Before the development of this program, students returning to rural settings would get dropped in “at the deep end,” notes Gatewood, both in terms of having to find what resources there are and connect patients with them, and in terms of using all their skills. Now, students have structured clinical support to learn those skills. Rural health minor student Savannah Duguay says that she’s doing more hands-on skills training at her Siskiyou County clinical placement than in any of her previous urban-based rotations. “I was doing things like suturing a cut or burning off skin tags and actinic keratoses right off the bat,” she says.

The Challenges and Rewards of Small-Town Life

Gutierrez, Duguay and Moreno all mention one of the most surprising differences between practicing in an urban and rural environment: the difficulty of setting boundaries with patients.

Because many rural areas have small populations, people tend to know one another, at least casually, outside of the clinician-patient relationship.

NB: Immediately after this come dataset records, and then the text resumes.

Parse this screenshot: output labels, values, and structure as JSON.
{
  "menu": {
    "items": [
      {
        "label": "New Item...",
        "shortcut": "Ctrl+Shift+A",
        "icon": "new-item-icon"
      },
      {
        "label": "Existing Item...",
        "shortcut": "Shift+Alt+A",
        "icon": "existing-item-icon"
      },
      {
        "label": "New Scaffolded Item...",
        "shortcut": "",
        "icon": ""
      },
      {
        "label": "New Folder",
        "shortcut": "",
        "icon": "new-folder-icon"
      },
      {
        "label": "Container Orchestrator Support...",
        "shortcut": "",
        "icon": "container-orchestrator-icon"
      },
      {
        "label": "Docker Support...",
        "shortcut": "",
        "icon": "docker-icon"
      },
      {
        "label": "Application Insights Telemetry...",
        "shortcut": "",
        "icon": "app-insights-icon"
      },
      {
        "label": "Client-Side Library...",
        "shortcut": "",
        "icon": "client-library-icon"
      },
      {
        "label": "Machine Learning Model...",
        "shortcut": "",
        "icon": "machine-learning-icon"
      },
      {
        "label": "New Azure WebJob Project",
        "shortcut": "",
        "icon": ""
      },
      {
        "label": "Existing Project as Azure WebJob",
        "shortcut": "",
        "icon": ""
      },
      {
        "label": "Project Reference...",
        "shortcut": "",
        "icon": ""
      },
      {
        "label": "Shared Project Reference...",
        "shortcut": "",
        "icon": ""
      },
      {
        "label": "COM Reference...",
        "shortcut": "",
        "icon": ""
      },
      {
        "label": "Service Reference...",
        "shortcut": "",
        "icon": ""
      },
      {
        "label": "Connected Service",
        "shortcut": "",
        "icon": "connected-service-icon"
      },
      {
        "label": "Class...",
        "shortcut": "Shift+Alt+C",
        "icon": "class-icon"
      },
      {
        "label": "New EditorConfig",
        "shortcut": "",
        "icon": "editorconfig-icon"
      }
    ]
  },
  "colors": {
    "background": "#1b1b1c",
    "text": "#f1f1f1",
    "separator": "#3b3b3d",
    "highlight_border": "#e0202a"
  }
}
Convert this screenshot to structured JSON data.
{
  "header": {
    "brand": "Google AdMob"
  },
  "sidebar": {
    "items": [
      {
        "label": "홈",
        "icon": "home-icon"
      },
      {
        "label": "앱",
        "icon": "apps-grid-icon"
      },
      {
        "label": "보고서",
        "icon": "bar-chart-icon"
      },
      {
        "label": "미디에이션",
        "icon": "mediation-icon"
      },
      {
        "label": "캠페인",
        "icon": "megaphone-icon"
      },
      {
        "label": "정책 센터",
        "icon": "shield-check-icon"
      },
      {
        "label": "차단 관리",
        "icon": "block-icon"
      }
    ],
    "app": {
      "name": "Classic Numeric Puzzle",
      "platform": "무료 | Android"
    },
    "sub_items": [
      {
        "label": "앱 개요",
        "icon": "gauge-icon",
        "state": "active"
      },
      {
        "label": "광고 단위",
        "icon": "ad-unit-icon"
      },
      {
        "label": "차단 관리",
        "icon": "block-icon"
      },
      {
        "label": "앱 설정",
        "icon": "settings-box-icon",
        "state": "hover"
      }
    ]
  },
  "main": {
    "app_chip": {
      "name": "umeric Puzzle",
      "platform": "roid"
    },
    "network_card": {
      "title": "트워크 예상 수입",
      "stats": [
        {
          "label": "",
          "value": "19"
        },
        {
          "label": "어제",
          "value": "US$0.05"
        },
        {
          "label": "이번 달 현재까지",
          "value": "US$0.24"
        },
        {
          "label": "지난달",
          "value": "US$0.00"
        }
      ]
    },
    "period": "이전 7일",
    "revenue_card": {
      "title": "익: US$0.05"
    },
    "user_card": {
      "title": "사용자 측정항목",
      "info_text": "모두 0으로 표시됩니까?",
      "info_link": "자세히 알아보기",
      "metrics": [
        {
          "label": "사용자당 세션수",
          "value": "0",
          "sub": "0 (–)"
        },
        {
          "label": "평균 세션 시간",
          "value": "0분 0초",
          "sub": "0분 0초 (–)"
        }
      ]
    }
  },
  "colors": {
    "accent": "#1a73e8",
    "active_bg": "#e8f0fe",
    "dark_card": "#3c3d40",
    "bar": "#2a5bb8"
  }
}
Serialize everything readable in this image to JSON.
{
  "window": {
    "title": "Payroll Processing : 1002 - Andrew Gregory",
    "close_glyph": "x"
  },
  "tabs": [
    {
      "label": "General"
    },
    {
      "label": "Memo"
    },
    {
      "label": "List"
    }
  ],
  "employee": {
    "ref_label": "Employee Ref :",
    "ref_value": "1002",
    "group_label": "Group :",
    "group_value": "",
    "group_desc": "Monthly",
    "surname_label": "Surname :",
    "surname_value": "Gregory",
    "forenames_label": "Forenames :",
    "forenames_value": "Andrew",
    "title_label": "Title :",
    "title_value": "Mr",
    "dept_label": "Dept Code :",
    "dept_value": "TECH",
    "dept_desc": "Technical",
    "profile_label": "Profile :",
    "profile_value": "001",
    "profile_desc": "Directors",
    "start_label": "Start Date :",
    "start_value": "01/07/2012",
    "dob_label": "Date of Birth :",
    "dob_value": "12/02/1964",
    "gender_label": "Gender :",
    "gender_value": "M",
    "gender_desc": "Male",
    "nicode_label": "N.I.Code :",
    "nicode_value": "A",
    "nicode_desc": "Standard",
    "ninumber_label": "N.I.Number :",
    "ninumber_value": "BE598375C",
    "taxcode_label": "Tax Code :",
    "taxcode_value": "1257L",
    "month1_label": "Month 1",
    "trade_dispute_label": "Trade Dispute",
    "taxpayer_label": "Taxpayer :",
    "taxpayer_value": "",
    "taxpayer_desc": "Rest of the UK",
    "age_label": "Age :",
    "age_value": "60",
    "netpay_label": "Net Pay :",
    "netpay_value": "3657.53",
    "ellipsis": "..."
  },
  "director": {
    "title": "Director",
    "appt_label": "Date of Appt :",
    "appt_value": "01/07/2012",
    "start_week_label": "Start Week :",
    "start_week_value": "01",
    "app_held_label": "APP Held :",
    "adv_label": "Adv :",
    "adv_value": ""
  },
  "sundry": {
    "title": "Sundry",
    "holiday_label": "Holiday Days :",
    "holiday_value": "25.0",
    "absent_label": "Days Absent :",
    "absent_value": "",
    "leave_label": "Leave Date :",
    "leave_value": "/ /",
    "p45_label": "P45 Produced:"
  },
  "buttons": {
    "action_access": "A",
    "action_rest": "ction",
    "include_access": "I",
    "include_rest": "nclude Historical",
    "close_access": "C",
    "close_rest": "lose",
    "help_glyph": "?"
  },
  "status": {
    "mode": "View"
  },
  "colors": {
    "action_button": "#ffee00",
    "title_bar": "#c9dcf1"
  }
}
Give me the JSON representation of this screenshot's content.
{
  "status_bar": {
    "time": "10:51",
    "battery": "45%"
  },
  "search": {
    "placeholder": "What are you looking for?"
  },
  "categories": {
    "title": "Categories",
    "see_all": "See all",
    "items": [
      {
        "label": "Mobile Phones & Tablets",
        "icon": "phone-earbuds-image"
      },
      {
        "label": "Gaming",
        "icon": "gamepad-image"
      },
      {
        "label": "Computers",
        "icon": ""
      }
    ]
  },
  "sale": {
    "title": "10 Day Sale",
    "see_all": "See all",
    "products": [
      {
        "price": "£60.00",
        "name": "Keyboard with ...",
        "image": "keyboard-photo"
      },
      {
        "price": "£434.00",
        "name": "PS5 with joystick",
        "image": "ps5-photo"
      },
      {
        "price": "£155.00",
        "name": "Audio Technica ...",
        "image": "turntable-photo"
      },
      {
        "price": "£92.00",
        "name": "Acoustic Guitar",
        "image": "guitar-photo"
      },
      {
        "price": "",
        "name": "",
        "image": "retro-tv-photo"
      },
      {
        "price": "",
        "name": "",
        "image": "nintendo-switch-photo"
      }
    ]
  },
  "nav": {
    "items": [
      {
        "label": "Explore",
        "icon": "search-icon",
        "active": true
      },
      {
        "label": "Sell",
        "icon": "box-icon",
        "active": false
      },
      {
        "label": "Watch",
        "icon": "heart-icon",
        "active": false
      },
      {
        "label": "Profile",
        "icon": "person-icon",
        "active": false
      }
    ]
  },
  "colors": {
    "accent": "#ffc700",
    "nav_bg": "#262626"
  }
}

Duguay says, “I might see a patient at the grocery store, or have a patient I went to high school with. Sometimes it’s complicated.”

Moreno adds, “You have a dual relationship that might be frowned on in another situation but is unavoidable in a small community. So I have to figure out how to navigate this in a way that respects both the patient’s privacy and mine as an autonomous person.”

The small population of some rural areas can also complicate some sexual and reproductive health care. “How do you provide comprehensive reproductive health care when the only pharmacist in town won’t dispense emergency contraception? Or maintain confidentiality when someone’s cousin works at the pharmacy?” Monasterio asks.

Learning from Rural Practitioners

Preceptors, who are all experienced rural health providers, discuss these kinds of challenges in didactic sessions, outlining the strategies they use in their own communities.

Other didactic sessions have included providing trauma-informed care in a rural setting – where some of the trauma that patients have experienced may be different from what clinicians typically encounter in an urban setting – and working with people who are using substances in areas where there are few resources available to help them.

RHAPT’s coordinators hope that learning directly from rural health practitioners and hearing their stories will better prepare students for the realities of rural practice and ultimately reduce provider burnout – an ongoing problem in rural clinics, which often have trouble attracting and retaining experienced clinicians. “It’s important for [students] to hear from providers who are living this experience and not just teaching it from a book,” says Castillo. “They provide real-life expertise.”

Developing Synergy to Build Workforce

Elizabeth Gatewood RHAPT is also focused on helping rural health care systems develop a workforce through the Teach for UCSF program, which provides training and faculty development to providers in the RCHC. Clinicians receive training on topics like time-efficient teaching, providing feedback, setting goals and expectations and dealing with difficult learners. Teaching experts from UCSF go into communities to provide training.

“Our goal is sustainability,” says Gatewood. “We hope that if our graduates work [in rural areas], they’ll be able to precept there, and we can cement these relationships to develop these work paths.”

With committed clinicians and preceptors working in community clinics and building relationships, more students from rural areas may become interested in pursuing health care careers. Like many of the current students in the rural health minor, they may then decide to return home to practice, or consider practicing in another rural community.

As Castillo – the product of a rural upbringing – puts it, “It gives these students a greater opportunity to give back to their communities. It’s a beautiful cycle.”